La Veleta, Granada, 2oo7

«Como poeta me parecen los hai-kais ni buenos, ni malos. Todo será según los hagan, ¿verdad? La poesía tiene emoción o no tiene emoción, y esto es todo», escribió Federico García Lorca (en Obras completas I. Poesía, Barcelona, Galaxia Gutenberg / Círculo de Lectores, 1996, p. 757), y esas palabras bastan para responder a quienes últimamente se lamentan o incluso se indignan por la frecuencia con la que leemos haikus (o poemas que adoptan su estructura) en libros recientes de poesía española. Es cierto que muchos recurren a las diecisiete sílabas clásicas por capricho o deporte (cuando no por simple imitación de sus amigos), inconscientes de la antiquísima tradición y la dificilísima riqueza de esa estrofa japonesa, pero es igualmente cierto que el haiku es exactamente lo contrario de una moda. Su melodía suena desde hace muchos siglos, y son conocidos y escritos en Europa y América desde hace al menos ciento cincuenta años. En este tiempo ha habido resultados gloriosos y, por otra parte, juegos más bien intrascendentes, como los mismos «Hai-kais de felicitación a mamá» que ilustraban las palabras de Lorca.

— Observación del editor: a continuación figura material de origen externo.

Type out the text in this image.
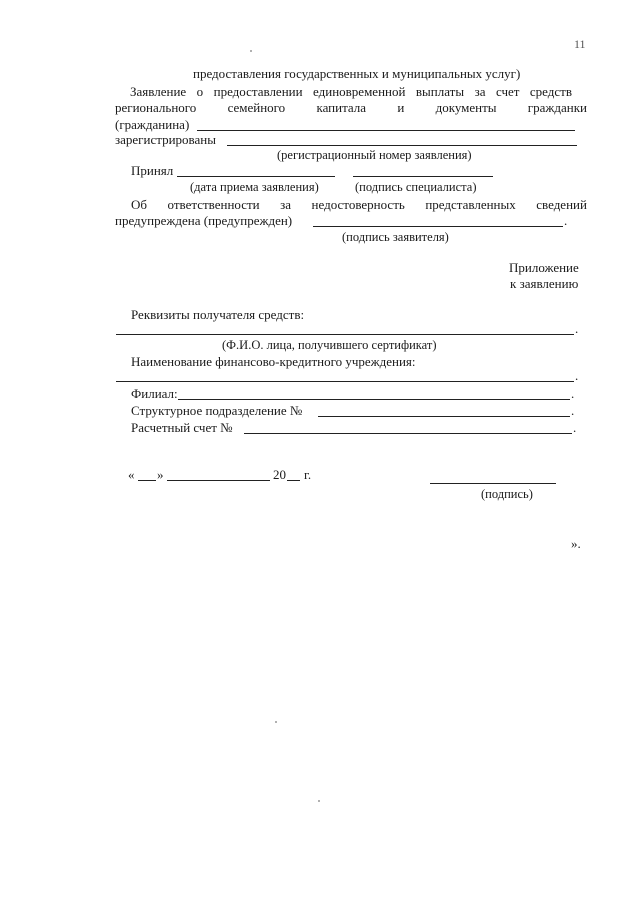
11
предоставления государственных и муниципальных услуг)
Заявление о предоставлении единовременной выплаты за счет средств
регионального семейного капитала и документы гражданки
(гражданина)
зарегистрированы
(регистрационный номер заявления)
Принял
(дата приема заявления)	(подпись специалиста)
Об ответственности за недостоверность представленных сведений
предупреждена (предупрежден)	.
(подпись заявителя)
Приложение
к заявлению
Реквизиты получателя средств:
.
(Ф.И.О. лица, получившего сертификат)
Наименование финансово-кредитного учреждения:
.
Филиал:	.
Структурное подразделение №	.
Расчетный счет №	.
« »	20 г.
(подпись)
».
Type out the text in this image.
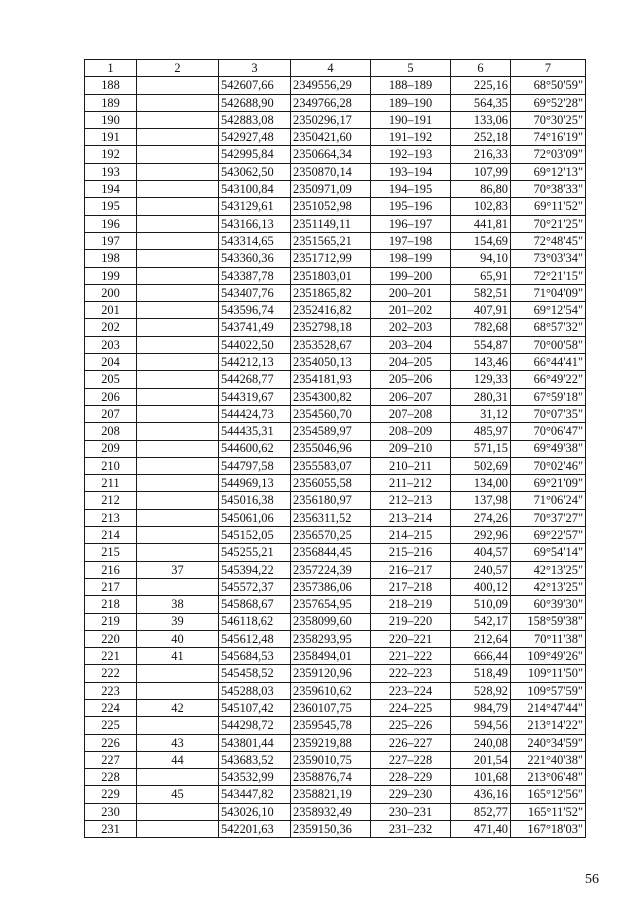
1	2	3	4	5	6	7
188		542607,66	2349556,29	188–189	225,16	68°50'59"
189		542688,90	2349766,28	189–190	564,35	69°52'28"
190		542883,08	2350296,17	190–191	133,06	70°30'25"
191		542927,48	2350421,60	191–192	252,18	74°16'19"
192		542995,84	2350664,34	192–193	216,33	72°03'09"
193		543062,50	2350870,14	193–194	107,99	69°12'13"
194		543100,84	2350971,09	194–195	86,80	70°38'33"
195		543129,61	2351052,98	195–196	102,83	69°11'52"
196		543166,13	2351149,11	196–197	441,81	70°21'25"
197		543314,65	2351565,21	197–198	154,69	72°48'45"
198		543360,36	2351712,99	198–199	94,10	73°03'34"
199		543387,78	2351803,01	199–200	65,91	72°21'15"
200		543407,76	2351865,82	200–201	582,51	71°04'09"
201		543596,74	2352416,82	201–202	407,91	69°12'54"
202		543741,49	2352798,18	202–203	782,68	68°57'32"
203		544022,50	2353528,67	203–204	554,87	70°00'58"
204		544212,13	2354050,13	204–205	143,46	66°44'41"
205		544268,77	2354181,93	205–206	129,33	66°49'22"
206		544319,67	2354300,82	206–207	280,31	67°59'18"
207		544424,73	2354560,70	207–208	31,12	70°07'35"
208		544435,31	2354589,97	208–209	485,97	70°06'47"
209		544600,62	2355046,96	209–210	571,15	69°49'38"
210		544797,58	2355583,07	210–211	502,69	70°02'46"
211		544969,13	2356055,58	211–212	134,00	69°21'09"
212		545016,38	2356180,97	212–213	137,98	71°06'24"
213		545061,06	2356311,52	213–214	274,26	70°37'27"
214		545152,05	2356570,25	214–215	292,96	69°22'57"
215		545255,21	2356844,45	215–216	404,57	69°54'14"
216	37	545394,22	2357224,39	216–217	240,57	42°13'25"
217		545572,37	2357386,06	217–218	400,12	42°13'25"
218	38	545868,67	2357654,95	218–219	510,09	60°39'30"
219	39	546118,62	2358099,60	219–220	542,17	158°59'38"
220	40	545612,48	2358293,95	220–221	212,64	70°11'38"
221	41	545684,53	2358494,01	221–222	666,44	109°49'26"
222		545458,52	2359120,96	222–223	518,49	109°11'50"
223		545288,03	2359610,62	223–224	528,92	109°57'59"
224	42	545107,42	2360107,75	224–225	984,79	214°47'44"
225		544298,72	2359545,78	225–226	594,56	213°14'22"
226	43	543801,44	2359219,88	226–227	240,08	240°34'59"
227	44	543683,52	2359010,75	227–228	201,54	221°40'38"
228		543532,99	2358876,74	228–229	101,68	213°06'48"
229	45	543447,82	2358821,19	229–230	436,16	165°12'56"
230		543026,10	2358932,49	230–231	852,77	165°11'52"
231		542201,63	2359150,36	231–232	471,40	167°18'03"
56
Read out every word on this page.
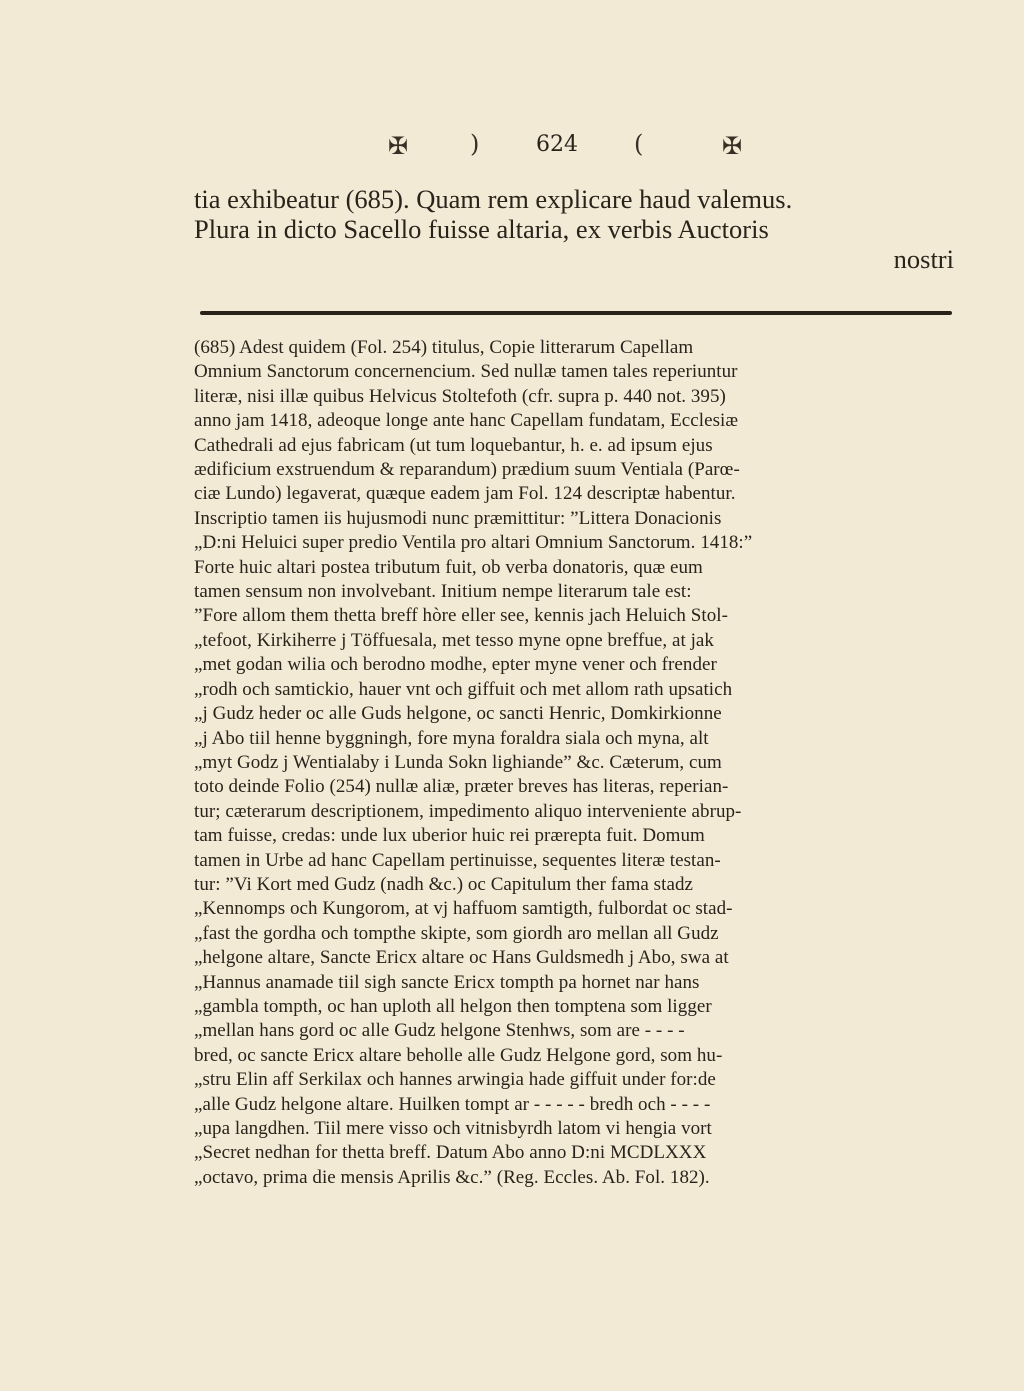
✠	)	624 (	✠

tia exhibeatur (685). Quam rem explicare haud valemus.

Plura in dicto Sacello fuisse altaria, ex verbis Auctoris

nostri

(685) Adest quidem (Fol. 254) titulus, Copie litterarum Capellam

Omnium Sanctorum concernencium. Sed nullæ tamen tales reperiuntur

literæ, nisi illæ quibus Helvicus Stoltefoth (cfr. supra p. 440 not. 395)

anno jam 1418, adeoque longe ante hanc Capellam fundatam, Ecclesiæ

Cathedrali ad ejus fabricam (ut tum loquebantur, h. e. ad ipsum ejus

ædificium exstruendum & reparandum) prædium suum Ventiala (Parœ-

ciæ Lundo) legaverat, quæque eadem jam Fol. 124 descriptæ habentur.

Inscriptio tamen iis hujusmodi nunc præmittitur: ”Littera Donacionis

„D:ni Heluici super predio Ventila pro altari Omnium Sanctorum. 1418:”

Forte huic altari postea tributum fuit, ob verba donatoris, quæ eum

tamen sensum non involvebant. Initium nempe literarum tale est:

”Fore allom them thetta breff hòre eller see, kennis jach Heluich Stol-

„tefoot, Kirkiherre j Töffuesala, met tesso myne opne breffue, at jak

„met godan wilia och berodno modhe, epter myne vener och frender

„rodh och samtickio, hauer vnt och giffuit och met allom rath upsatich

„j Gudz heder oc alle Guds helgone, oc sancti Henric, Domkirkionne

„j Abo tiil henne byggningh, fore myna foraldra siala och myna, alt

„myt Godz j Wentialaby i Lunda Sokn lighiande” &c. Cæterum, cum

toto deinde Folio (254) nullæ aliæ, præter breves has literas, reperian-

tur; cæterarum descriptionem, impedimento aliquo interveniente abrup-

tam fuisse, credas: unde lux uberior huic rei prærepta fuit. Domum

tamen in Urbe ad hanc Capellam pertinuisse, sequentes literæ testan-

tur: ”Vi Kort med Gudz (nadh &c.) oc Capitulum ther fama stadz

„Kennomps och Kungorom, at vj haffuom samtigth, fulbordat oc stad-

„fast the gordha och tompthe skipte, som giordh aro mellan all Gudz

„helgone altare, Sancte Ericx altare oc Hans Guldsmedh j Abo, swa at

„Hannus anamade tiil sigh sancte Ericx tompth pa hornet nar hans

„gambla tompth, oc han uploth all helgon then tomptena som ligger

„mellan hans gord oc alle Gudz helgone Stenhws, som are - - - -

bred, oc sancte Ericx altare beholle alle Gudz Helgone gord, som hu-

„stru Elin aff Serkilax och hannes arwingia hade giffuit under for:de

„alle Gudz helgone altare. Huilken tompt ar - - - - - bredh och - - - -

„upa langdhen. Tiil mere visso och vitnisbyrdh latom vi hengia vort

„Secret nedhan for thetta breff. Datum Abo anno D:ni MCDLXXX

„octavo, prima die mensis Aprilis &c.” (Reg. Eccles. Ab. Fol. 182).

No creo que fueran esos simples divertimentos los que hicieron soñar a Borges, en su muy citado cuento, que la existencia del haiku fue lo que consiguió que los severos dioses indultasen a la humanidad (en «De la salvación por las obras», incluido en Atlas), pero para saber algo más sobre esta composición y su historia conviene leer Hana o La flor del almendro (Valencia, Pre-Textos, 2007), ensayo del poeta Josep M. Rodríguez, complementado con su artículo «Breve nota sobre el haiku, años 20» (en El Maquinista de la Generación, n.º 14, octubre de 2007, pp. 27-29), aunque abundan los textos teóricos recientes y, especialmente, las antologías que últimamente recogen (o creen recoger) haikus clásicos o modernos, ortodoxos o rupturistas, poéticos o narrativos…, entre las que destaca el minucioso Libro del haiku de Alberto Silva (Madrid, Visor, 2008).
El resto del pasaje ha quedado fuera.